Still, population growth, predicts Omran, will definitely have a profound effect on the housing market going forward. 

any recent improvement in supply-demand imbalances in Canada’s housing market will be reversed if no progress is made to increase the housing supply stock - Farah Omran, Scotiabank

She points out that 2021 was the weakest in Canada’s modern history regarding population growth, which was effectively zero. 

"The softness" in the market so far this year, says Omran is also partly the result of the "buying frenzy" by  Canadians who rushed to buy homes in 2021 and who normally would have bought this year and next.

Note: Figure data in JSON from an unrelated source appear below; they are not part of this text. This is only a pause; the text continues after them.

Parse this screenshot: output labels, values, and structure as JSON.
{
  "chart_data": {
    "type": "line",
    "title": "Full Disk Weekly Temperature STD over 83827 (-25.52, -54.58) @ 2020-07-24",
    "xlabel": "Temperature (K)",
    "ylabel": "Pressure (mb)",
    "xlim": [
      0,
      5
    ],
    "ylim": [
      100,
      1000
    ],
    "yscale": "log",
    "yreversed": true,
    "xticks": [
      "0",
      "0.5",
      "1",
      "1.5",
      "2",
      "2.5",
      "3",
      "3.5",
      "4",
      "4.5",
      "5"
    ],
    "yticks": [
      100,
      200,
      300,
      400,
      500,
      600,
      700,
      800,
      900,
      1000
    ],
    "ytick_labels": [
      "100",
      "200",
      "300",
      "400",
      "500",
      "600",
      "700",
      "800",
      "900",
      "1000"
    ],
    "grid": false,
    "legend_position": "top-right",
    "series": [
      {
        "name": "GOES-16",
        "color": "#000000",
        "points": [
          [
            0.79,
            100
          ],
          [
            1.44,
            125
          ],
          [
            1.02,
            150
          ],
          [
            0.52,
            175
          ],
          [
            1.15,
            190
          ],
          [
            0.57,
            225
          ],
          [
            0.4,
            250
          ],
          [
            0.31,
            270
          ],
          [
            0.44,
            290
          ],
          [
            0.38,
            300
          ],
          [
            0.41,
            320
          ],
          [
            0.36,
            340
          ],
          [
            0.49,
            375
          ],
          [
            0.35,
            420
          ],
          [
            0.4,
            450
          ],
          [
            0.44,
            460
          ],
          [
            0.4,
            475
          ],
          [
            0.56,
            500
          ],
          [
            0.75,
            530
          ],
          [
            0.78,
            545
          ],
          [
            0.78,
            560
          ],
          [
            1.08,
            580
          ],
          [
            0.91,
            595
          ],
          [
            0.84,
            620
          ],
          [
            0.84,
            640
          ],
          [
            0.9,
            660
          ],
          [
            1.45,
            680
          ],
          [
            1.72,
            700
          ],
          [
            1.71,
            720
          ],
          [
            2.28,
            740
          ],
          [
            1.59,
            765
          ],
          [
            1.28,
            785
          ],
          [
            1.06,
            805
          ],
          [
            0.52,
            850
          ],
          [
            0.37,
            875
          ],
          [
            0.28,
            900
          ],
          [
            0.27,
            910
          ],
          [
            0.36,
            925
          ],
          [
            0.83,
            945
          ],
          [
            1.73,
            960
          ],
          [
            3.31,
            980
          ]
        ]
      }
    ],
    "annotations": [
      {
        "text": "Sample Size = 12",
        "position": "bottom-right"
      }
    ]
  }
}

Ottawa's immigration targets will have an impact

She predicts that as population growth rises due to Ottawa's higher immigration targets with a continued focus on economic class admissions and the rising share of newcomers to fulfill them, housing demand will also rise.

 "This means any recent improvement in supply-demand imbalances in Canada’s housing market will be reversed if no progress is made to increase the housing supply stock," writes Omran. 

A recent Zoocasa year-end report agrees. 

As Zakiya Kassam reports in storeys.com, "in stark contrast to the buying frenzy that defined the 2021 housing market, many Canadians chose to shelve their home-buying plans in 2022, even when home prices began to deflate in some areas. But in 2023,  Zoocasa expects that those same buyers will consider jumping back into the market."

Lauren Haw, CEO of Zoocasa, predicts it will be “the year of the sideline buyer.”

Immigration to drive demand over the next two years

“Many prospective buyers chose to wait on the sidelines while interest rates rose, but whether they were planning to move because they wanted a bigger home, a new neighbourhood, to be closer to the office, they likely still need to move,” Haw told Kassam.

The Zoocasa report also cites the impact that surges in immigration will have on the housing market. 

“Although the effects may be delayed, the added pressure on housing markets will be felt in the next two to three years,” says Haw. 

"Chronic challenges facing Canadian housing, such as supply shortfalls and already-pent-up demand, will likely exacerbate the pressures felt by both major and smaller markets."